El reputado especialista en relaciones internacionales John Mearsheimer es el principal defensor de la postura de que la amenaza china a Estados Unidos es insuperable. Para Mearsheimer, lo que está en juego no es la ideología, sino el rápido crecimiento económico imprevisto de China. Afirma que «sería un error presentar hoy a China como una amenaza ideológica» y añade que la China contemporánea «se entiende mejor como un Estado autoritario que abraza el capitalismo». Los estadounidenses deberían desear que China fuera comunista; entonces tendría una economía aletargada».
La derecha frente a las élites económicas latinoamericanas
Al igual que en Estados Unidos, algunos poderosos actores económicos de América Latina apoyan a la extrema derecha, pero los intereses y puntos de vista de las élites no siempre coinciden. Es el caso de la agricultura y otros sectores empresariales que tienen mucho que perder con la hostilidad de la derecha latinoamericana hacia China, que pone en peligro los mercados y la afluencia de inversiones. De hecho, los grupos empresariales locales han entrado en conflicto con los políticos de derechas y a menudo se encuentran en desacuerdo con la campaña antichina de Washington.

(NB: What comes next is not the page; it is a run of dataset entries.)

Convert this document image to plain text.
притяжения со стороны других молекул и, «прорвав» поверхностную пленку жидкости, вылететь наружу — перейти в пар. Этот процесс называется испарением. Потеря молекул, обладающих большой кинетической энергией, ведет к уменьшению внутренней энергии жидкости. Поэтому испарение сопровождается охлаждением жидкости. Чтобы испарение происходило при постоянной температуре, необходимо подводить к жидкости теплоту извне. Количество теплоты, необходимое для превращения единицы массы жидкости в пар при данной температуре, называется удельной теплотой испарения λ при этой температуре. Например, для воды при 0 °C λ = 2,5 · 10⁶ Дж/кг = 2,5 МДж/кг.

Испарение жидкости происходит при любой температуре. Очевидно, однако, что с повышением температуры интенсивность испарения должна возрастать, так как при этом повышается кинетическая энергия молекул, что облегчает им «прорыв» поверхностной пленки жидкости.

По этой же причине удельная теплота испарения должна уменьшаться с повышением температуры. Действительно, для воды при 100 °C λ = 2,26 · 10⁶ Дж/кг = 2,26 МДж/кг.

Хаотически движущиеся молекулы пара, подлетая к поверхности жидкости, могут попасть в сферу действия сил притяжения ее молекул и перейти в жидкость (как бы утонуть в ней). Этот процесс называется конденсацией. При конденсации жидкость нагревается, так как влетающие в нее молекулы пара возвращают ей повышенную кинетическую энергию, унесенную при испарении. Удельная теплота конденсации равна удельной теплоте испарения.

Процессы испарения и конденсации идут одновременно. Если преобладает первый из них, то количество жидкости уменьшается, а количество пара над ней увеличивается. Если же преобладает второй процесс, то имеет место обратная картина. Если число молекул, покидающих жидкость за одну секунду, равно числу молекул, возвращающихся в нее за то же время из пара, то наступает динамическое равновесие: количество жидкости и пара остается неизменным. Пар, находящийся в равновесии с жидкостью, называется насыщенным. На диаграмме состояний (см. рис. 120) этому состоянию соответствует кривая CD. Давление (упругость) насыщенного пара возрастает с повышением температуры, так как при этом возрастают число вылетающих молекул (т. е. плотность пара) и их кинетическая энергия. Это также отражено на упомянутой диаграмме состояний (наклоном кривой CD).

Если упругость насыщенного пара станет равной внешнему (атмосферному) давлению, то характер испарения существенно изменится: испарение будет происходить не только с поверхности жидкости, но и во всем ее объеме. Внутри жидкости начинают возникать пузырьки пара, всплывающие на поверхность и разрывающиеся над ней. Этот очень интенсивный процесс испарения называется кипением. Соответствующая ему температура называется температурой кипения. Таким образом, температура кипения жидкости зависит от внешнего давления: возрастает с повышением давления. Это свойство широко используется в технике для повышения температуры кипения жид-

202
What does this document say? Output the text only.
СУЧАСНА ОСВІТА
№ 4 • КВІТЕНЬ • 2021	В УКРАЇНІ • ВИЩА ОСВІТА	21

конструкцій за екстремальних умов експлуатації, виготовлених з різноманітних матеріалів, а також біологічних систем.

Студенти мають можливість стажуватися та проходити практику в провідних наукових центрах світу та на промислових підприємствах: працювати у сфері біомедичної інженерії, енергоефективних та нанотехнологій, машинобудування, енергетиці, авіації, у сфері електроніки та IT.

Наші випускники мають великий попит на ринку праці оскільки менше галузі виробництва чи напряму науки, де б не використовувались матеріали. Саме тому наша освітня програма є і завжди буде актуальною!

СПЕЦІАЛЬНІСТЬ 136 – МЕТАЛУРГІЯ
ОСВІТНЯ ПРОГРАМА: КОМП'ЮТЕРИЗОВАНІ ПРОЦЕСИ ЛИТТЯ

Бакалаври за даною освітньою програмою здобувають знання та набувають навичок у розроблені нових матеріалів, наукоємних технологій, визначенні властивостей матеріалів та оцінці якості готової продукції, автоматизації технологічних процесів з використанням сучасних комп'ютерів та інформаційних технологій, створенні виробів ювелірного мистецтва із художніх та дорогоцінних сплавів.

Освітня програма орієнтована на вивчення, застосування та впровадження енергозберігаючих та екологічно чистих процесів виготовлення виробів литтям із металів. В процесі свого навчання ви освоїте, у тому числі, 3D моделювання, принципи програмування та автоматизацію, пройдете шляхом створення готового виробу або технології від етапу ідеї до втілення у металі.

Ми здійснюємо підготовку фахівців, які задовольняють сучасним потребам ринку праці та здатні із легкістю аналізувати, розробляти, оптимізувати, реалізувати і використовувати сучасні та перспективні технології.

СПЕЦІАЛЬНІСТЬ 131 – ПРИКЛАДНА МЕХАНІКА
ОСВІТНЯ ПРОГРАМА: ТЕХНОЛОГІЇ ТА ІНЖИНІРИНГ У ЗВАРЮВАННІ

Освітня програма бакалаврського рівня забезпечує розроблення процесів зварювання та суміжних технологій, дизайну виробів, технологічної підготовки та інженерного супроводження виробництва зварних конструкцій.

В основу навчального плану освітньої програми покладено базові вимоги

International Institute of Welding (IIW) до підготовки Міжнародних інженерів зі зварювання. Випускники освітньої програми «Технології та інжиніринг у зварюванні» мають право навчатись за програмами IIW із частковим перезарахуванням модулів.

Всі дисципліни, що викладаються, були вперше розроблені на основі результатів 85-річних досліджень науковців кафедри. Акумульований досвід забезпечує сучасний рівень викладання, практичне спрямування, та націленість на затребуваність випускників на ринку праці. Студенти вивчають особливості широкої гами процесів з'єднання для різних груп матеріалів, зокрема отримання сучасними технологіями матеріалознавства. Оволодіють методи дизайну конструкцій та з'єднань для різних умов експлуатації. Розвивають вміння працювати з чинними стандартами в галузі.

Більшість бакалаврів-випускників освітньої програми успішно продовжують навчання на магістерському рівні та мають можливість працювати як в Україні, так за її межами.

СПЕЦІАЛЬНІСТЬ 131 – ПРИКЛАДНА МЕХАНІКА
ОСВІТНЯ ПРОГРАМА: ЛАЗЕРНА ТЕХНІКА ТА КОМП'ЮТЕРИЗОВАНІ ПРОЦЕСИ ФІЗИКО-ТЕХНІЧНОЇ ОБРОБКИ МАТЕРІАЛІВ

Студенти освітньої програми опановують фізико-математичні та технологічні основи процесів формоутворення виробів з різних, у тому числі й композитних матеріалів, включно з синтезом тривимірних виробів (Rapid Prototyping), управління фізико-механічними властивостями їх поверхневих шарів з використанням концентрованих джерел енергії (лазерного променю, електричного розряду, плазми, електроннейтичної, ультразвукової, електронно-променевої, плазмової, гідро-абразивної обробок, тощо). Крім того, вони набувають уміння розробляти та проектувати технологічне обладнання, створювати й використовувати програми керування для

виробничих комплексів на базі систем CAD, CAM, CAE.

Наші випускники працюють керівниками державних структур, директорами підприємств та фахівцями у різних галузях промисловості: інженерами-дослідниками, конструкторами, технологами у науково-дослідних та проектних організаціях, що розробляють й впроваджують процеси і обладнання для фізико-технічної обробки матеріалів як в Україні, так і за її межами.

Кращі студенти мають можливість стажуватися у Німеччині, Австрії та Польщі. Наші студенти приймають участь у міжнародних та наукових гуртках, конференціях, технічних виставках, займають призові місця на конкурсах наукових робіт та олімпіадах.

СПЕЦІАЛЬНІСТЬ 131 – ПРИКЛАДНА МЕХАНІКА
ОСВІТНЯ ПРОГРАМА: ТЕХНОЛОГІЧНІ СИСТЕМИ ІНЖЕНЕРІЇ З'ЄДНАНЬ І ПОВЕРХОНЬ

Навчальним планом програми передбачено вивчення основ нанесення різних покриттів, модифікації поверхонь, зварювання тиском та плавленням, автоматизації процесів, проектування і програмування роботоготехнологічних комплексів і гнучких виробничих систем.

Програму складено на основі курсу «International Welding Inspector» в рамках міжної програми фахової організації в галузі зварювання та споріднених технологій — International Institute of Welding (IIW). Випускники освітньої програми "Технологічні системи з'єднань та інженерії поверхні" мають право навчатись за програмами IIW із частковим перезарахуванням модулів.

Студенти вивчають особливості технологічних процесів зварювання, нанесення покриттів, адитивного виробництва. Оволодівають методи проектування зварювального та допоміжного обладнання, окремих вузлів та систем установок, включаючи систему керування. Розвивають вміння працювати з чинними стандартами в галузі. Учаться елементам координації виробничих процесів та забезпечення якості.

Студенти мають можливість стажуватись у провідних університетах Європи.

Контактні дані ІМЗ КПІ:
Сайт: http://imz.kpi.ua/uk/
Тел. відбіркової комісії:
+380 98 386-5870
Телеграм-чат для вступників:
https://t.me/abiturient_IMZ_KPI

Fiel a su costumbre, la derecha latinoamericana, junto con Washington, ha opuesto resistencia a las iniciativas que promueven la cooperación con China. Por ejemplo, la decisión del presidente panameño, Juan Carlos Varela, de romper relaciones diplomáticas con Taiwán y ampliarlas a Pekín en 2017 no estuvo exenta de polémica. La Administración Trump reaccionó retirando a su embajador en señal de protesta, lo que llevó a Varela a exigir «respeto (…) igual que nosotros respetamos las decisiones soberanas de otros países». A esto le siguió un escándalo conocido como «VarelaLeaks» que implicaba un supuesto soborno de 142 millones de dólares de China continental para asegurar el acuerdo. China negó rotundamente la acusación.
Tras tomar el poder, líderes de extrema derecha como Bolsonaro y el presidente argentino Javier Milei fueron extremadamente virulentos en su lenguaje con respecto a China. En el primer año de gobierno de Bolsonaro, por ejemplo, su ministro de Asuntos Exteriores, Ernesto Araújo, declaró que Brasil no «vendería su alma» para «exportar mineral de hierro y soja» a la China comunista. Pero en ambos casos, la presión de las empresas dio lugar a cambios sorprendentes. Milei, por su parte, frustró al principio la aplicación de los acuerdos con Pekín y calificó a sus dirigentes de «asesinos» y «ladrones», pero luego optó por el pragmatismo. Tras un encuentro excepcionalmente amistoso con el presidente chino, Xi Jinping, en la Cumbre del G20 celebrada en Río el pasado noviembre, se reanudó un acuerdo de intercambio de divisas por valor de miles de millones de dólares.
Todo esto indica que la administración Trump probablemente se enfrentará a la resistencia a su campaña antichina en América Latina de una fuente en cierto modo inesperada, a saber, los intereses empresariales locales.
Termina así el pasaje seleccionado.